School of Community Health and Policy
The Morgan State University Public Health Program was launched in 1999 to produce a new generation of public health professionals. This program was the first to offer the DrPH degree at an HBCU. The Public Health Program was approved by the Maryland Higher Education Commission and focuses on issues that plague urban communities - including drug abuse, violence, HIV/AIDS, obesity, men's health and infant mortality. The MSU Public Health Program awarded its first four doctoral degrees in 2003.
In 2005, the School of Community Health and Policy (SCHP) was created to expand the University's health mission and program offerings to better respond to the need for a well prepared, diverse, culturally responsive health professions workforce. Salient characteristics of the school are its focus on urban communities, elimination of health disparities, and its use of a practce-based service learning framework.
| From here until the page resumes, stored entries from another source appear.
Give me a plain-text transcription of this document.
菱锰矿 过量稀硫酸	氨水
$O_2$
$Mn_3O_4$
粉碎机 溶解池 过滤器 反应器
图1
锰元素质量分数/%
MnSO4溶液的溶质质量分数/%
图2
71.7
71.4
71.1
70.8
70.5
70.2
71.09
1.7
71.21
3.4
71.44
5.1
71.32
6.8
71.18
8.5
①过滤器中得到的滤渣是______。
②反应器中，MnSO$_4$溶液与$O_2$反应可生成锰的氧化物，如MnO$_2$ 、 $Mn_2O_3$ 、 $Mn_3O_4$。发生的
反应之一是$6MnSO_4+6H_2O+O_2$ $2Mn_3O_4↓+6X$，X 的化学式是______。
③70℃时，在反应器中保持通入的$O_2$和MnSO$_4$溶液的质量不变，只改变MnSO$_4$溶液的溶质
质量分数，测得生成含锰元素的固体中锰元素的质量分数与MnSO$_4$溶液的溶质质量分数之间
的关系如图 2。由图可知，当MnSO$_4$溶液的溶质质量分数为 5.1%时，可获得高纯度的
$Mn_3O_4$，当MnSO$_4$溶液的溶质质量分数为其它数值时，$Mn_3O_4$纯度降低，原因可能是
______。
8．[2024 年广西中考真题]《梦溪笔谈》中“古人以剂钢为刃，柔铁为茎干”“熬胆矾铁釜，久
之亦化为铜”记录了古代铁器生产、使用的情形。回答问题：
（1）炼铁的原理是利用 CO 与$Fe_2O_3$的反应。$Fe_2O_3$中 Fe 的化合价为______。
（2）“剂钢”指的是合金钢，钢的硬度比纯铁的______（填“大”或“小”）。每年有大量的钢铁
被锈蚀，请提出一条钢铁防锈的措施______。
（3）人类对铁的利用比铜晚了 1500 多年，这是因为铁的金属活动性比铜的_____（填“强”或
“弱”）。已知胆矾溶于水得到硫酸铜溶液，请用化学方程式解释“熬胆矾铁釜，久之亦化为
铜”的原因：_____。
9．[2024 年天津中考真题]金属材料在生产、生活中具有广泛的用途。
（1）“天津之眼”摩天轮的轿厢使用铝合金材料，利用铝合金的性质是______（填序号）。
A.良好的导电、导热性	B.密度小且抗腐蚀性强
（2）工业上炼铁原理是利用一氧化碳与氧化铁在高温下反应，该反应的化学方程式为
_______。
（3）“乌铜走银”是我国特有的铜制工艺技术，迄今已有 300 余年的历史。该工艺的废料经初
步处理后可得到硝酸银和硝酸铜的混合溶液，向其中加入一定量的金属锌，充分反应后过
The School of Community Health and Policy offers a range of unique graduate and undergraduate academic opportunities in Public Health, Nutrition, and Nursing. The school consists of the Public Health Program (graduate - MPH, DrPH), the Nursing Program (undergraduate and graduate - BS, MS) and the Nutritional Science Program (undergraduate - BS).
The School is committed to providing students from diverse backgrounds with a rigorous education in the health sciences, incorporating community-based learning as an integral component of the educational experience. The School of Community Health and Policy equips its graduates to assume professional positions that address health disparities confronting populations in urban areas in Maryland and across the nation.
The vision of the School of Community Health and Policy is to be an integral part of the community, working to achieve optimal health.
The Morgan State University School of Community Health and Policy's mission is to develop a corps of health professionals committed to transforming urban communities by promoting health and reducing health inequities.
The School of Community Health & Policy’s Get SMART (Students/Society Mobilized and Retooled to Transform) Project will be working together with the Mario Do Right Foundation to promote substance abuse and HIV/AIDS awareness among emerging adults on the Morgan State University Campus and surrounding community. The Mario Do Right Foundation is a non-profit youth development organization emphasizing substance abuse prevention via education, awareness and support to those who are children of substance abusing parents.
The Do Right Foundation will share information related to the Get SMART project via their Do Right/Social Toaster Campaign, which will post Get SMART project information to their social media sites (Facebook, Twitter) informing emerging adults of substance abuse and HIV/AIDS information and ways that they can become involved with Get SMART. The Get SMART project will also promote information about the Do Right Foundations programs and events through the university’s Facebook and Twitter pages.
The GET SMART project is a SAMHSA grant funded project that aims to prevent substance use, HIV and sexually transmitted infections among 18 -24 year old emerging adults on campus and within a one mile radius of Morgan State University. Partnering with the Do Right Foundation to increase the projects reach and utilize the latest social media tools to engage the targeted population will go a long way towards meeting Get SMART’s goals.